Detecting climate change impacts on North Atlantic hurricane precipitation and size in a high-resolution climate model
High-resolution (i.e., grid spacing less than 50 km) climate models are now becoming promising tools to evaluate hurricane characteristics in past, current, and future climate conditions. The Community Atmosphere Model version 5 (CAM5) at high horizontal resolutions (~28 km grid spacing) has been used to study the impact of future climate change on global tropical cyclone (TC) activity. Previous CAM5 analysis has traditionally focused on evaluating climate controls on TC frequency, duration, and intensity.
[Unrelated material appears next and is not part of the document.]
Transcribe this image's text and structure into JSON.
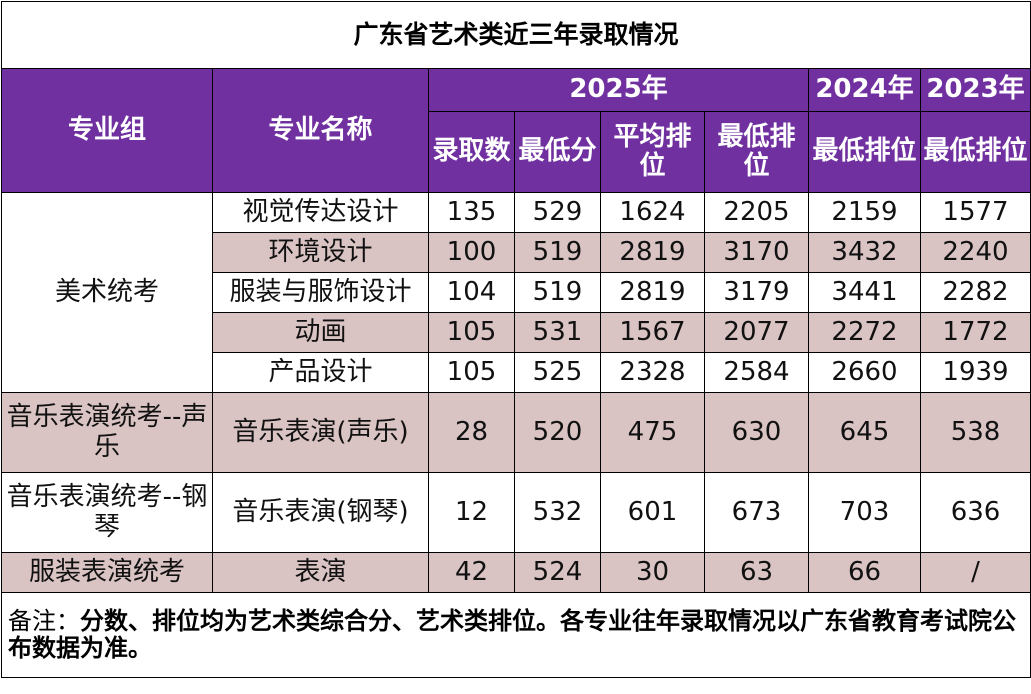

The goal of this work is to better understand climate impacts on TC precipitation and size in various configurations of high-resolution CAM5 run at horizontal grid spacings of approximately 28 km forced with prescribed sea-surface temperatures (SSTs) and greenhouse gas concentrations for past, present, and future climates. This analysis will include the evaluation of TC characteristics in conventional (AMIP-style) decadal simulations typical of climate models, as well as in short 7-day ensemble hindcasts of recent devastating events (e.g., Hurricane Irma in 2017). These hindcast simulations are initialized with atmospheric analyses from NOAA’s Global Forecast System (GFS) before the time of interest (e.g., landfall) for each individual storm, and the ensemble is created through parameter perturbations in the CAM5 physics parameterizations to provide a sufficient sampling of uncertainties in storm characteristics. This ensemble of hindcasts is referred to as “the world that was” simulations. A second suite of ensembles are run using alternate initial conditions where the large-scale climate change signal has been removed, a “world that could have been” scenario. Through comparison of the “world that was” and “world that could have been” ensembles for each individual storm, the impact of climate change on individual TC rainfall and size will be quantified and compared to the full decadal-style simulations that analyze TCs using interannual statistics over hundreds of TCs.